Additionally, each algorithm template might contain additional arguments such a
`survival_rate` or `similarity`. Make sure you read and understand each of the
arguments and steps.

```python
from gevopy.tools import crossover, mutation, selection
from gevopy import algorithms

class MyAlgorithm(algorithms.Standard):
selection1 = selection.Tournaments(tournsize=3)
selection2 = selection.Uniform()
crossover = crossover.Uniform(indpb=0.01)
mutation = mutation.SinglePoint(mutpb=0.2)

MyAlgorithm()
```

MyAlgorithm(selection1=, mutation=, selection2=, crossover=, survival_rate=0.4)

> The modules `tools.crossover`, `tools.mutation` and `tools.selection` contain
templates and utilities to simplify your algorithm definition.

### Experiment
The experiment is the final expression of your evolutionary algorithm.
it provides the methods to evolve and store phenotypes. Once an experiment
is instantiated, use the method `run` to force the evolution of the population
until a desired state.

The results of the experiment can be collected from the method output, calling
`best` method or adding a [Neo4j]() connection as `database` input when
instantiating the experiment to store all phenotypes during the execution.

```python
import gevopy as ea

experiment = ea.Experiment()
with experiment.session() as session:
session.add_phenotypes([MyGenotype() for _ in range(20)])
session.algorithm = MyAlgorithm(survival_rate=0.2)
session.fitness = MyFitness(cache=True, scheduler="synchronous")
statistics = session.run(max_generation=20, max_score=10)

experiment.close()
statistics
```

Evolutionary algorithm execution report:
Executed generations: 12
Best phenotype: 7b13630f-d07c-4ff6-8be1-df6d6ceb06ca
Best score: 10

>The method `run` forces the evolution of the experiment which is updated on
each cycle. After the method is completed, you can force again te evolution
process using higher inputs for `max_generations` or `max_score`.

## Development
Fork the repository, pick one of the issues at the [issues](https://github.com/BorjaEst/gevopy/issues)
and create a [Pull request](https://github.com/BorjaEst/gevopy/pulls).

## FAQ and Notes

### Why Graph Database?
Storing relationships at the record level makes sense in genotype
relationships as it provides index-free adjacency.
Graph traversal operations such 'genealogy tree' or certain matches can
be performed with no index lookups leading to much better performance.

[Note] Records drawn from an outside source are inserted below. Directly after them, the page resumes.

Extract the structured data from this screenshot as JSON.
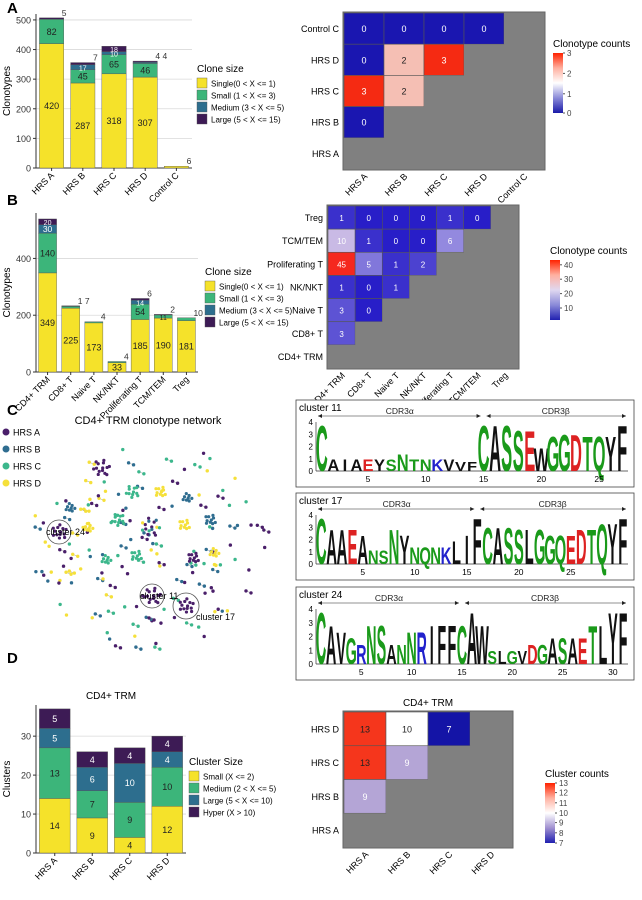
{
  "panel_letters": [
    "A",
    "B",
    "C",
    "D"
  ],
  "clone_legend": {
    "title": "Clone size",
    "items": [
      {
        "label": "Large (5 < X <= 15)",
        "color": "#3d1b55"
      },
      {
        "label": "Medium (3 < X <= 5)",
        "color": "#2d6e8e"
      },
      {
        "label": "Small (1 < X <= 3)",
        "color": "#3cb57a"
      },
      {
        "label": "Single(0 < X <= 1)",
        "color": "#f5e22a"
      }
    ]
  },
  "cluster_legend": {
    "title": "Cluster Size",
    "items": [
      {
        "label": "Hyper (X > 10)",
        "color": "#3d1b55"
      },
      {
        "label": "Large (5 < X <= 10)",
        "color": "#2d6e8e"
      },
      {
        "label": "Medium (2 < X <= 5)",
        "color": "#3cb57a"
      },
      {
        "label": "Small (X <= 2)",
        "color": "#f5e22a"
      }
    ]
  },
  "network": {
    "title": "CD4+ TRM clonotype network",
    "legend": [
      {
        "label": "HRS A",
        "color": "#4a1f6a"
      },
      {
        "label": "HRS B",
        "color": "#2f6d90"
      },
      {
        "label": "HRS C",
        "color": "#3cb78c"
      },
      {
        "label": "HRS D",
        "color": "#f5e03a"
      }
    ],
    "cluster_labels": [
      "cluster 24",
      "cluster 11",
      "cluster 17"
    ]
  },
  "logos": [
    {
      "title": "cluster 11",
      "seq": "CAIAEYSNTNKVVFCASSEWGGDTQYF",
      "cdr3a": "CDR3α",
      "cdr3b": "CDR3β",
      "xticks": [
        "5",
        "10",
        "15",
        "20",
        "25"
      ],
      "yticks": [
        "0",
        "1",
        "2",
        "3",
        "4"
      ]
    },
    {
      "title": "cluster 17",
      "seq": "CAAEANSNYNQNKLIFCASSLGGQEDTQYF",
      "cdr3a": "CDR3α",
      "cdr3b": "CDR3β",
      "xticks": [
        "5",
        "10",
        "15",
        "20",
        "25"
      ],
      "yticks": [
        "0",
        "1",
        "2",
        "3",
        "4"
      ]
    },
    {
      "title": "cluster 24",
      "seq": "CAVGRNSANNRIFFCAWSLGVDGASAETLYF",
      "cdr3a": "CDR3α",
      "cdr3b": "CDR3β",
      "xticks": [
        "5",
        "10",
        "15",
        "20",
        "25",
        "30"
      ],
      "yticks": [
        "0",
        "1",
        "2",
        "3",
        "4"
      ]
    }
  ],
  "chart_data": [
    {
      "type": "bar",
      "panel": "A",
      "ylabel": "Clonotypes",
      "ylim": [
        0,
        520
      ],
      "yticks": [
        0,
        100,
        200,
        300,
        400,
        500
      ],
      "categories": [
        "HRS A",
        "HRS B",
        "HRS C",
        "HRS D",
        "Control C"
      ],
      "series": [
        {
          "name": "Single(0 < X <= 1)",
          "values": [
            420,
            287,
            318,
            307,
            6
          ]
        },
        {
          "name": "Small (1 < X <= 3)",
          "values": [
            82,
            45,
            65,
            46,
            0
          ]
        },
        {
          "name": "Medium (3 < X <= 5)",
          "values": [
            0,
            17,
            10,
            4,
            0
          ]
        },
        {
          "name": "Large (5 < X <= 15)",
          "values": [
            5,
            7,
            18,
            4,
            0
          ]
        }
      ],
      "labels": [
        {
          "cat": 0,
          "series": 0,
          "text": "420"
        },
        {
          "cat": 0,
          "series": 1,
          "text": "82"
        },
        {
          "cat": 0,
          "top": true,
          "text": "5"
        },
        {
          "cat": 1,
          "series": 0,
          "text": "287"
        },
        {
          "cat": 1,
          "series": 1,
          "text": "45"
        },
        {
          "cat": 1,
          "series": 2,
          "text": "17"
        },
        {
          "cat": 1,
          "top": true,
          "text": "7"
        },
        {
          "cat": 2,
          "series": 0,
          "text": "318"
        },
        {
          "cat": 2,
          "series": 1,
          "text": "65"
        },
        {
          "cat": 2,
          "series": 2,
          "text": "10"
        },
        {
          "cat": 2,
          "series": 3,
          "text": "18"
        },
        {
          "cat": 3,
          "series": 0,
          "text": "307"
        },
        {
          "cat": 3,
          "series": 1,
          "text": "46"
        },
        {
          "cat": 3,
          "top": true,
          "text": "4 4"
        },
        {
          "cat": 4,
          "top": true,
          "text": "6"
        }
      ]
    },
    {
      "type": "heatmap",
      "panel": "A",
      "rows": [
        "Control C",
        "HRS D",
        "HRS C",
        "HRS B",
        "HRS A"
      ],
      "cols": [
        "HRS A",
        "HRS B",
        "HRS C",
        "HRS D",
        "Control C"
      ],
      "values": [
        [
          0,
          0,
          0,
          0,
          null
        ],
        [
          0,
          2,
          3,
          null,
          null
        ],
        [
          3,
          2,
          null,
          null,
          null
        ],
        [
          0,
          null,
          null,
          null,
          null
        ],
        [
          null,
          null,
          null,
          null,
          null
        ]
      ],
      "legend_title": "Clonotype counts",
      "legend_ticks": [
        "3",
        "2",
        "1",
        "0"
      ]
    },
    {
      "type": "bar",
      "panel": "B",
      "ylabel": "Clonotypes",
      "ylim": [
        0,
        560
      ],
      "yticks": [
        0,
        200,
        400
      ],
      "categories": [
        "CD4+ TRM",
        "CD8+ T",
        "Naive T",
        "NK/NKT",
        "Proliferating T",
        "TCM/TEM",
        "Treg"
      ],
      "series": [
        {
          "name": "Single(0 < X <= 1)",
          "values": [
            349,
            225,
            173,
            33,
            185,
            190,
            181
          ]
        },
        {
          "name": "Small (1 < X <= 3)",
          "values": [
            140,
            7,
            4,
            4,
            54,
            11,
            10
          ]
        },
        {
          "name": "Medium (3 < X <= 5)",
          "values": [
            30,
            0,
            0,
            0,
            14,
            0,
            0
          ]
        },
        {
          "name": "Large (5 < X <= 15)",
          "values": [
            20,
            1,
            0,
            0,
            6,
            2,
            0
          ]
        }
      ],
      "labels": [
        {
          "cat": 0,
          "series": 0,
          "text": "349"
        },
        {
          "cat": 0,
          "series": 1,
          "text": "140"
        },
        {
          "cat": 0,
          "series": 2,
          "text": "30"
        },
        {
          "cat": 0,
          "series": 3,
          "text": "20"
        },
        {
          "cat": 1,
          "series": 0,
          "text": "225"
        },
        {
          "cat": 1,
          "top": true,
          "text": "1 7"
        },
        {
          "cat": 2,
          "series": 0,
          "text": "173"
        },
        {
          "cat": 2,
          "top": true,
          "text": "4"
        },
        {
          "cat": 3,
          "series": 0,
          "text": "33"
        },
        {
          "cat": 3,
          "top": true,
          "text": "4"
        },
        {
          "cat": 4,
          "series": 0,
          "text": "185"
        },
        {
          "cat": 4,
          "series": 1,
          "text": "54"
        },
        {
          "cat": 4,
          "series": 2,
          "text": "14"
        },
        {
          "cat": 4,
          "top": true,
          "text": "6"
        },
        {
          "cat": 5,
          "series": 0,
          "text": "190"
        },
        {
          "cat": 5,
          "series": 1,
          "text": "11"
        },
        {
          "cat": 5,
          "top": true,
          "text": "2"
        },
        {
          "cat": 6,
          "series": 0,
          "text": "181"
        },
        {
          "cat": 6,
          "top": true,
          "text": "10"
        }
      ]
    },
    {
      "type": "heatmap",
      "panel": "B",
      "rows": [
        "Treg",
        "TCM/TEM",
        "Proliferating T",
        "NK/NKT",
        "Naive T",
        "CD8+ T",
        "CD4+ TRM"
      ],
      "cols": [
        "CD4+ TRM",
        "CD8+ T",
        "Naive T",
        "NK/NKT",
        "Proliferating T",
        "TCM/TEM",
        "Treg"
      ],
      "values": [
        [
          1,
          0,
          0,
          0,
          1,
          0,
          null
        ],
        [
          10,
          1,
          0,
          0,
          6,
          null,
          null
        ],
        [
          45,
          5,
          1,
          2,
          null,
          null,
          null
        ],
        [
          1,
          0,
          1,
          null,
          null,
          null,
          null
        ],
        [
          3,
          0,
          null,
          null,
          null,
          null,
          null
        ],
        [
          3,
          null,
          null,
          null,
          null,
          null,
          null
        ],
        [
          null,
          null,
          null,
          null,
          null,
          null,
          null
        ]
      ],
      "legend_title": "Clonotype counts",
      "legend_ticks": [
        "40",
        "30",
        "20",
        "10"
      ]
    },
    {
      "type": "bar",
      "panel": "D",
      "title": "CD4+ TRM",
      "ylabel": "Clusters",
      "ylim": [
        0,
        38
      ],
      "yticks": [
        0,
        10,
        20,
        30
      ],
      "categories": [
        "HRS A",
        "HRS B",
        "HRS C",
        "HRS D"
      ],
      "series": [
        {
          "name": "Small (X <= 2)",
          "values": [
            14,
            9,
            4,
            12
          ]
        },
        {
          "name": "Medium (2 < X <= 5)",
          "values": [
            13,
            7,
            9,
            10
          ]
        },
        {
          "name": "Large (5 < X <= 10)",
          "values": [
            5,
            6,
            10,
            4
          ]
        },
        {
          "name": "Hyper (X > 10)",
          "values": [
            5,
            4,
            4,
            4
          ]
        }
      ]
    },
    {
      "type": "heatmap",
      "panel": "D",
      "title": "CD4+ TRM",
      "rows": [
        "HRS D",
        "HRS C",
        "HRS B",
        "HRS A"
      ],
      "cols": [
        "HRS A",
        "HRS B",
        "HRS C",
        "HRS D"
      ],
      "values": [
        [
          13,
          10,
          7,
          null
        ],
        [
          13,
          9,
          null,
          null
        ],
        [
          9,
          null,
          null,
          null
        ],
        [
          null,
          null,
          null,
          null
        ]
      ],
      "legend_title": "Cluster counts",
      "legend_ticks": [
        "13",
        "12",
        "11",
        "10",
        "9",
        "8",
        "7"
      ]
    }
  ]
}
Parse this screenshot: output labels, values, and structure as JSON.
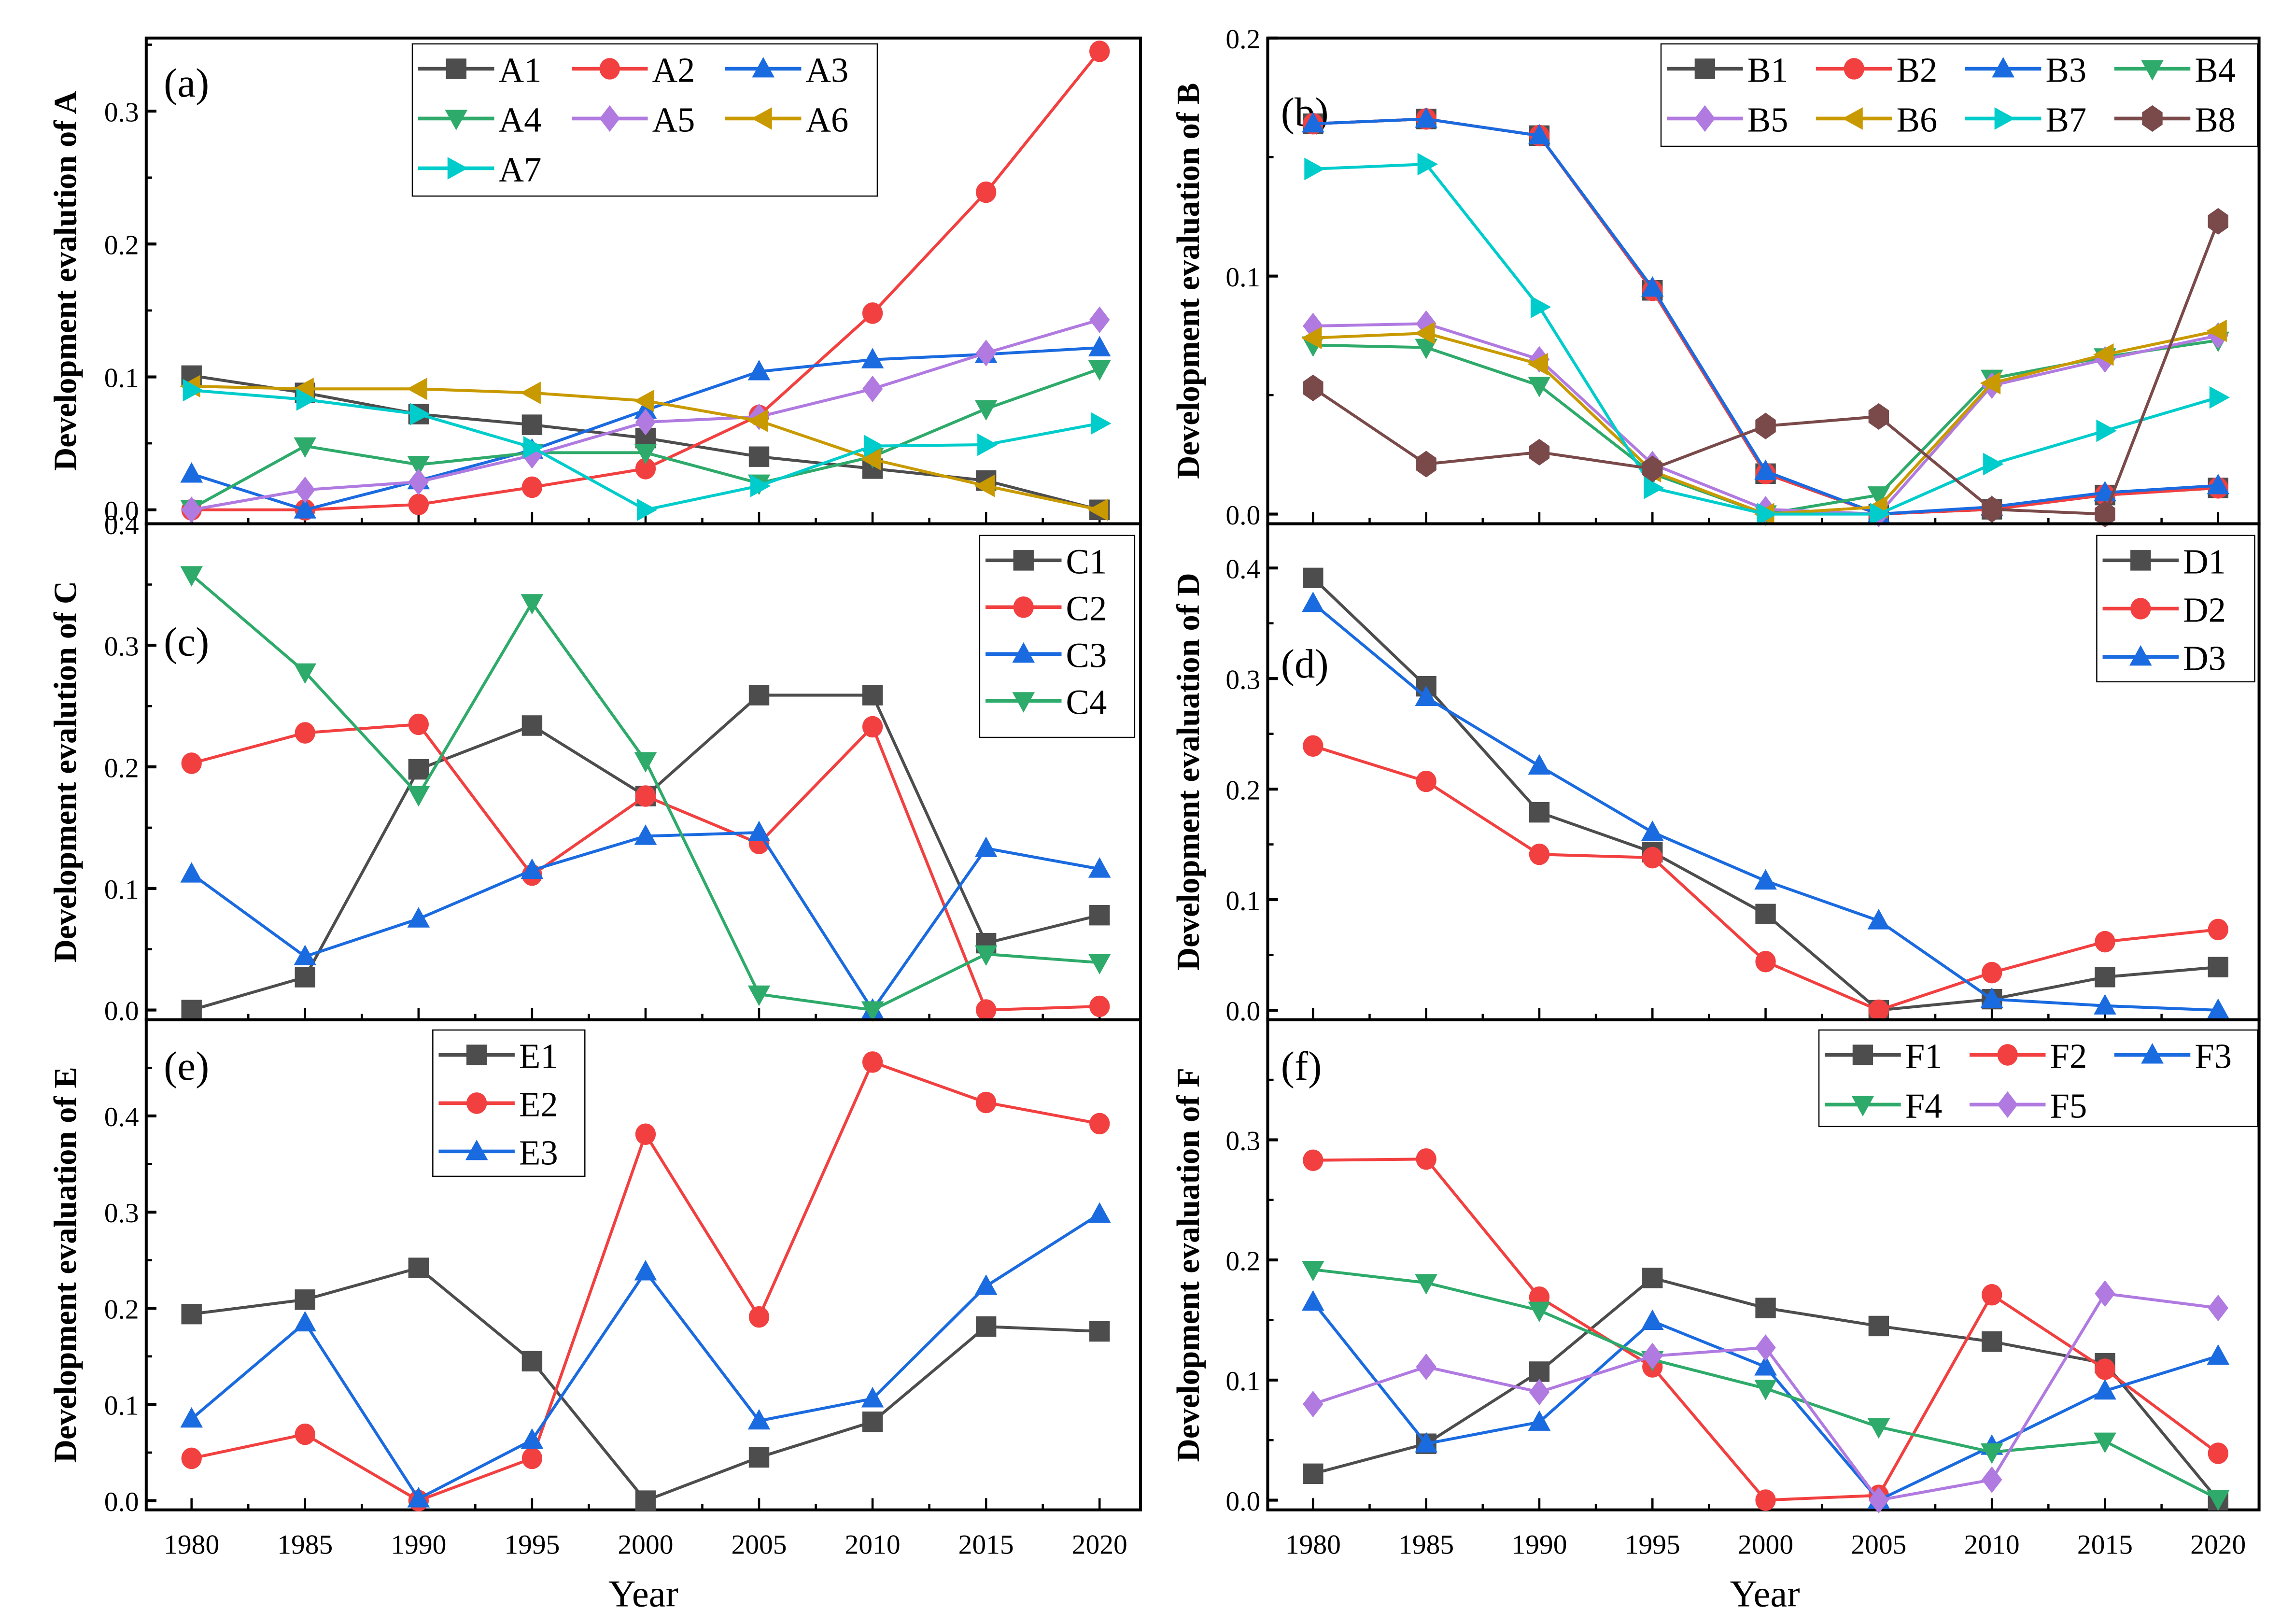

### Why pydantic instead of dataclass?
Pydantic supports validation of fields during and after the
initialization process and makes parsing easier.
Parsing is a relevant step if you are planing to save your
phenotypes into the connected database.

### Limitations
Collections containing collections can not be stored in properties.
Property values can only be of primitive types or arrays in Neo4J Cypher queries.